Nilton Silva dos Santos
Professor Adjunto no Departamento de Antropologia da
Universidade Federal Fluminense (UFF)
e do Programa de Pós-Graduação em Antropologia (PPGA)
[email protected]


Na cidade do Rio de Janeiro a sua Zona Portuária (composta pelos bairros Saúde, Gamboa e Santo Cristo) se transformou em marco referencial de uma luta entre o ímpeto reformador de uma administração municipal, com apoio da administração estadual, e as práticas usuais e tradicionais de seus moradores. A deliberação de "retomar" aquela área como pólo de desenvolvimento econômico e cultural tem gerado transformações importantes no seu perfil.
Ao longo da história da cidade do Rio de Janeiro os ímpetos reformadores, oriundos das pranchetas de diferentes técnicos e políticos, são marcos cruciais na sua configuração sócio-espacial. De tal maneira que as representações sobre este espaço são disputadas freqüentemente entre aqueles que lá vivem, seus moradores de múltiplas origens, e os diferentes atores da municipalidade responsáveis pelas políticas urbanas, que se identificam com um ideário de "renovação", "reintegração" e "revalorização" daquela área à cidade vista, usualmente por estes, como "vazia", "abandonada", "degradada".
Distintas práticas regulatórias, higienistas e de controle social não surgiram da noite para o dia, mas têm sido experimentadas ao longo dos anos da história republicana brasileira na cidade do Rio de Janeiro. Estas políticas urbanísticas não se iniciaram agora, mas tem uma história que remonta ao início da República brasileira. Um dos marcos da utilização de práticas urbanísticas para o controle das classes populares, em amplo sentido, pode ser apontado com o processo conhecido como "Bota-Abaixo" que, reformulou o perfil do centro da cidade do Rio de Janeiro, na passagem do século XIX para o XX.
Como descreve o historiador José Murilo de Carvalho, em seu clássico livro Os Bestializados: o Rio de Janeiro e a República que não foi, a demolição de cortiços, como o famoso "Cabeça de Porco" – que abrigava, aproximadamente, quatro mil pessoas, no ano de 1892 – pelo então prefeito Barata Ribeiro, é uma das marcas desse processo de "limpeza urbana" que redundará no nascimento da primeira favela do país, situada no Morro da Favella (atualmente Favela da Providência).
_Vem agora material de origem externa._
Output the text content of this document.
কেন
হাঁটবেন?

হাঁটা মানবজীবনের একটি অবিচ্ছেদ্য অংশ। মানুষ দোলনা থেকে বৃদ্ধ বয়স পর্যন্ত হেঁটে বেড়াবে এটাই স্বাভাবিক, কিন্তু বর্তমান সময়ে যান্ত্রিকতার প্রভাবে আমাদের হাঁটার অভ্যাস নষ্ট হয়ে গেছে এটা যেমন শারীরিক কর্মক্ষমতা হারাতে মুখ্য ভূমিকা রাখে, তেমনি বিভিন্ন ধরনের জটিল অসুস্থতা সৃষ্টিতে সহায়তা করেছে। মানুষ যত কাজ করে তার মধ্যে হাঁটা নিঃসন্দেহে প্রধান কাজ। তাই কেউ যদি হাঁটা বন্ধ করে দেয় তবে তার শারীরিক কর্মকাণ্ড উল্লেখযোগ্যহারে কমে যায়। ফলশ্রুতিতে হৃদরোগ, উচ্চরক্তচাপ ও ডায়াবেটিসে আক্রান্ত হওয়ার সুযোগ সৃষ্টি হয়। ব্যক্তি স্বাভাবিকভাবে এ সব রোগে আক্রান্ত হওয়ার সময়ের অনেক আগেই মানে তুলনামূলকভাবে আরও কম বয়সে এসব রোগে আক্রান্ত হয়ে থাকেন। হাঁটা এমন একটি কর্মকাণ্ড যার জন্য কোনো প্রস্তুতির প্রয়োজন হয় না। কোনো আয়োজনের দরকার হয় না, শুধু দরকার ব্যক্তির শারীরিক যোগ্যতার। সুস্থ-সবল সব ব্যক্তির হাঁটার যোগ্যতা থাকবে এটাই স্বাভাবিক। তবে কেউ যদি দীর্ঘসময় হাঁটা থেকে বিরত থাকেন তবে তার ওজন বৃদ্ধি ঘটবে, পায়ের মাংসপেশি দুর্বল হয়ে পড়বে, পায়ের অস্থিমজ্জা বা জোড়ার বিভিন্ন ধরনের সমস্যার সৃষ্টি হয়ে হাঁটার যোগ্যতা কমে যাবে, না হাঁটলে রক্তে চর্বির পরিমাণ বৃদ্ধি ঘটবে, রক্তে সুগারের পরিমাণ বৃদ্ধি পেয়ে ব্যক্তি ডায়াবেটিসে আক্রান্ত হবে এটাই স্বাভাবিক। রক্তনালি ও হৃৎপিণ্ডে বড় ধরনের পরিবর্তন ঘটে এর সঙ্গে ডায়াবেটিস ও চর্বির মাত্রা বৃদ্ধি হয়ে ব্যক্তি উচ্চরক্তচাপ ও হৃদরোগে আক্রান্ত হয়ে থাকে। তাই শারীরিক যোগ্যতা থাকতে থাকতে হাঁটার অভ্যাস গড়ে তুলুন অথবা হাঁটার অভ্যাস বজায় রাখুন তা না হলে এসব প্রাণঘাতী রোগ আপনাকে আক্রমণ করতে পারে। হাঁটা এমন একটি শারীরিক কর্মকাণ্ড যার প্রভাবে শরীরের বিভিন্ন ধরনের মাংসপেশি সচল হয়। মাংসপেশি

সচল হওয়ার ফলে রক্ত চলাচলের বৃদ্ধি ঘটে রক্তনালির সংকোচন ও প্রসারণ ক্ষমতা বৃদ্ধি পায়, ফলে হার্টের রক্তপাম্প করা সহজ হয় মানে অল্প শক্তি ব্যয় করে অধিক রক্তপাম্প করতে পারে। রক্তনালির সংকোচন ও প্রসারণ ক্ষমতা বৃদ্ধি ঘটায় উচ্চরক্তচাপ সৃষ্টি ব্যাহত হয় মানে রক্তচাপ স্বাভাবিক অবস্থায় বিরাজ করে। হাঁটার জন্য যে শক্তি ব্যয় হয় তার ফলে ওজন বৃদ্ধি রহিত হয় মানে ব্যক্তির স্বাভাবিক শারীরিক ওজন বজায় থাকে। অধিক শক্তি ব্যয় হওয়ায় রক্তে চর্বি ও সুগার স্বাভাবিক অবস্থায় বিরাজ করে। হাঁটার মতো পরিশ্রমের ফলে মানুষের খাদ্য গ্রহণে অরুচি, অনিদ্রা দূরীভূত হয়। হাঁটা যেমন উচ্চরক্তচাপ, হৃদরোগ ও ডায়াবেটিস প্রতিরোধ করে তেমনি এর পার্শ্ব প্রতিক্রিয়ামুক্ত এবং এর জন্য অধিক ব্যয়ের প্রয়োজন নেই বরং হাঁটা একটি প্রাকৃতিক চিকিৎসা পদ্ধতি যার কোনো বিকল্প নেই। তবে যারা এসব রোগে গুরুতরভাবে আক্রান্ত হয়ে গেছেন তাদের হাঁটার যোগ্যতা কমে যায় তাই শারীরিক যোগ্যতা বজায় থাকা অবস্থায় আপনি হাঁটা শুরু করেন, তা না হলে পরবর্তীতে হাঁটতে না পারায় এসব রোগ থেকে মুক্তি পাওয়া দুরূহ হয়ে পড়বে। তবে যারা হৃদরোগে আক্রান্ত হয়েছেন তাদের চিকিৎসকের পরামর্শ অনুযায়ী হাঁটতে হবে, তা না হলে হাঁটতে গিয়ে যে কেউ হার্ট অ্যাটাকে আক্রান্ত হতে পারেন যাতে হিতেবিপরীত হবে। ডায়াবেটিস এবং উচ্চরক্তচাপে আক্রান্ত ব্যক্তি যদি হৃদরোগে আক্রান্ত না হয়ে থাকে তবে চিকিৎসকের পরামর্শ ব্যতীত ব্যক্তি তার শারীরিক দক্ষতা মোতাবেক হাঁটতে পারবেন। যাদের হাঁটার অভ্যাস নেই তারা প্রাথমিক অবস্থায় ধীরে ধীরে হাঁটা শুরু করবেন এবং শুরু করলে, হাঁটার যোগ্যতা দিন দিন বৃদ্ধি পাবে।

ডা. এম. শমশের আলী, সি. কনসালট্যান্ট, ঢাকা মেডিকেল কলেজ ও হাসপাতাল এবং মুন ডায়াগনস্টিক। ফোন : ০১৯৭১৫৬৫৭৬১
Somada à destruição de outros 600 cortiços, nos quais habitavam 25% da população da cidade do Rio de Janeiro, a construção de avenidas largas, como a Avenida Central – hoje chamada Avenida Rio Branco, inaugurada com festa em 15 de novembro de 1905 – e a Avenida Beira-Mar vinha fortemente inspirada pelas idéias da Europa da época, tendo sido tais obras conduzidas, pessoalmente, pelo então prefeito Pereira Passos (1902-1906).
Tais operações na configuração espacial da cidade tornaram-na símbolo marcante de modernidade. José Murilo de Carvalho chama a atenção para a "prevenção republicana contra pobres e pretos" (1998:30) que se manifestou na perseguição movida pelo chefe de polícia do Distrito Federal no governo de Deodoro da Fonseca, Sampaio Ferraz, por exemplo, na luta contra os capoeiristas, os bicheiros e na destruição das formas de moradia popular, além das campanhas higienistas de vacinação.
Aliás, no Brasil, somos, usualmente, influenciados por idéias exógenas, como a do liberalismo político, embora muitos de nossos liberais defendessem a escravidão como forma de produção para o país, na transição do Império para a República.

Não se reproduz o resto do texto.